You won’t be surprised to hear that I have a theory about this. Here it comes: generic campaigns can work well when there is a well-developed marketplace in which consumers understand what it’s all about – what the product or service is, what it’s for, how to buy it. They work much less well when there isn’t a well-developed marketplace, and consumers lack understanding of some, or indeed all, of the basics.
Years ago, I used to work on Interflora. This was a very successful generic campaign. Most consumers understood that it was a way of sending flowers to people, accessible via (almost) any florist. When you ran advertising reminding them about this, and giving them reasons to do it, they rushed off to florists in droves. The same, I suspect, can be said of generic foods campaigns, like that rather odd beef and lamb advertising and campaigns from rather longer ago encouraging us to drink more milk and eat more eggs and cheese.
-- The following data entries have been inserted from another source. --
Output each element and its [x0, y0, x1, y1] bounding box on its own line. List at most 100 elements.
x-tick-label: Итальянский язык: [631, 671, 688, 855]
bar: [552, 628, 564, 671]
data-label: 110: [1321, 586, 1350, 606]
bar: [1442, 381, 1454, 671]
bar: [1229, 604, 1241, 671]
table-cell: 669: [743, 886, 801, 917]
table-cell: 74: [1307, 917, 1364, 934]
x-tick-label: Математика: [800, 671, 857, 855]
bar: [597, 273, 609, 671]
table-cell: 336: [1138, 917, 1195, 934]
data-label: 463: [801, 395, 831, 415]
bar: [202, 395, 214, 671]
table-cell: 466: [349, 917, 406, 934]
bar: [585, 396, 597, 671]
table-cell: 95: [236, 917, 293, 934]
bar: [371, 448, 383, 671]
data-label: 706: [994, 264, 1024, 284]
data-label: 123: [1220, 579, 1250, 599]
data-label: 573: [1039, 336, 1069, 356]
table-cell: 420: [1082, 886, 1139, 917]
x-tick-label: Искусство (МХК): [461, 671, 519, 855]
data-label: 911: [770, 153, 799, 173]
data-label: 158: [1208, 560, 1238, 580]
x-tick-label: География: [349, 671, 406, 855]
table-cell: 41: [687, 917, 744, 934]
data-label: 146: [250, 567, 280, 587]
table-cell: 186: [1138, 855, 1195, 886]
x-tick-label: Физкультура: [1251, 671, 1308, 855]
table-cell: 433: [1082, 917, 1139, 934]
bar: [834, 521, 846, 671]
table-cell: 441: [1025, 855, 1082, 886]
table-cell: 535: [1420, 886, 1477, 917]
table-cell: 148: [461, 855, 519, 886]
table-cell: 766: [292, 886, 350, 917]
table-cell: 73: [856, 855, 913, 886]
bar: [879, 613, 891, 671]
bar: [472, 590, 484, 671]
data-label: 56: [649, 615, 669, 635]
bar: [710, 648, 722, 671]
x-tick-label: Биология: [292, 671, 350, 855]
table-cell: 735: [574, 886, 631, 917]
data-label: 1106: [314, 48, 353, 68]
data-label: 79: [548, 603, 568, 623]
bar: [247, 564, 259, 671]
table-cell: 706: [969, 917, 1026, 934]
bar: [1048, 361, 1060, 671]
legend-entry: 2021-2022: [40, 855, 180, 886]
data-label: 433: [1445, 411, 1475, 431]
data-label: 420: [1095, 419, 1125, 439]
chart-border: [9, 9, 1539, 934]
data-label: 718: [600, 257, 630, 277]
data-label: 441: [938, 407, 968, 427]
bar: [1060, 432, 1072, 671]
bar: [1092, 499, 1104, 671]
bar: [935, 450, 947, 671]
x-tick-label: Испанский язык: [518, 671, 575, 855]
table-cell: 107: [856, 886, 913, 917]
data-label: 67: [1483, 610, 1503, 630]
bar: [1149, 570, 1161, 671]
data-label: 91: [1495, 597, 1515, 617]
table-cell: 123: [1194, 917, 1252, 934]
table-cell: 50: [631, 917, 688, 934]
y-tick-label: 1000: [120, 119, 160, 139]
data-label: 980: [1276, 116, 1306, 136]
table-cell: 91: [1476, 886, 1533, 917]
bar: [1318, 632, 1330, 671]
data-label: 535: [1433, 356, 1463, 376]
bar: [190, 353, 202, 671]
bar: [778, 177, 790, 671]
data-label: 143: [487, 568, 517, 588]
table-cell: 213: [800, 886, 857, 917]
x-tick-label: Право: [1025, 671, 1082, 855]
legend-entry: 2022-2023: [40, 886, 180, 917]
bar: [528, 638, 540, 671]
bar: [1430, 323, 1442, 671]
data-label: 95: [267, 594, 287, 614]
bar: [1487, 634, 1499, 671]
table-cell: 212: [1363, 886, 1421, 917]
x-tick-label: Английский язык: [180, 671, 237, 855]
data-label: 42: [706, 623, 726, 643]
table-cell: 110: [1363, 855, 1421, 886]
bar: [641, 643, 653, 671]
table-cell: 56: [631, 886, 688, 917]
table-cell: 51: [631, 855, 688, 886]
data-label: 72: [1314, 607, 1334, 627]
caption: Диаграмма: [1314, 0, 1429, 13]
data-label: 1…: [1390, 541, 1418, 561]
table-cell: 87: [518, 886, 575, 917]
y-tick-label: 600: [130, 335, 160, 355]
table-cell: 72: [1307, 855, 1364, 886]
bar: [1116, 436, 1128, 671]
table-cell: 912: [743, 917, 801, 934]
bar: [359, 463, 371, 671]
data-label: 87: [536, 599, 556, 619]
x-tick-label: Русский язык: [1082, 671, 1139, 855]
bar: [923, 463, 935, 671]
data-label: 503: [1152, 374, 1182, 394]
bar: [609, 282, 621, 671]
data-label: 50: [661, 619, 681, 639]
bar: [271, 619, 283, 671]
Vice versa, with Daniel’s investment trust campaign, hardly anyone had any sense at all of what an investment trust was, or where you could buy one, or how they differed from any other kind of investment. They responded to the TV campaign with unrivalled depths of indifference. It’s true that by pooling resources, the industry was able to raise a budget far greater than any one firm could have contemplated, but nevertheless the money was completely wasted.
On this spectrum, where is Tom’s campaign? About half-way. People do understand what life assurance is, but it’s not a marketplace they feel close to, or knowledgeable about. The truth is, there’s a good reason for that: most firms that could provide it have shown little or no interest in doing so, at least as far as mass-market consumers are concerned, for many years.Â
If providers choose to stump up the seven-figure budget that Tom is looking for, my very strong suspicion is that they’ll do so because they’ll think of it as a cheaper and easier way to establish a foothold in this market than going to all the trouble and expense of designing, maintaining and promoting their own individual proposition. If so, I have disappointing news for them:  it may be cheaper and easier, but it’s also a whole lot worse.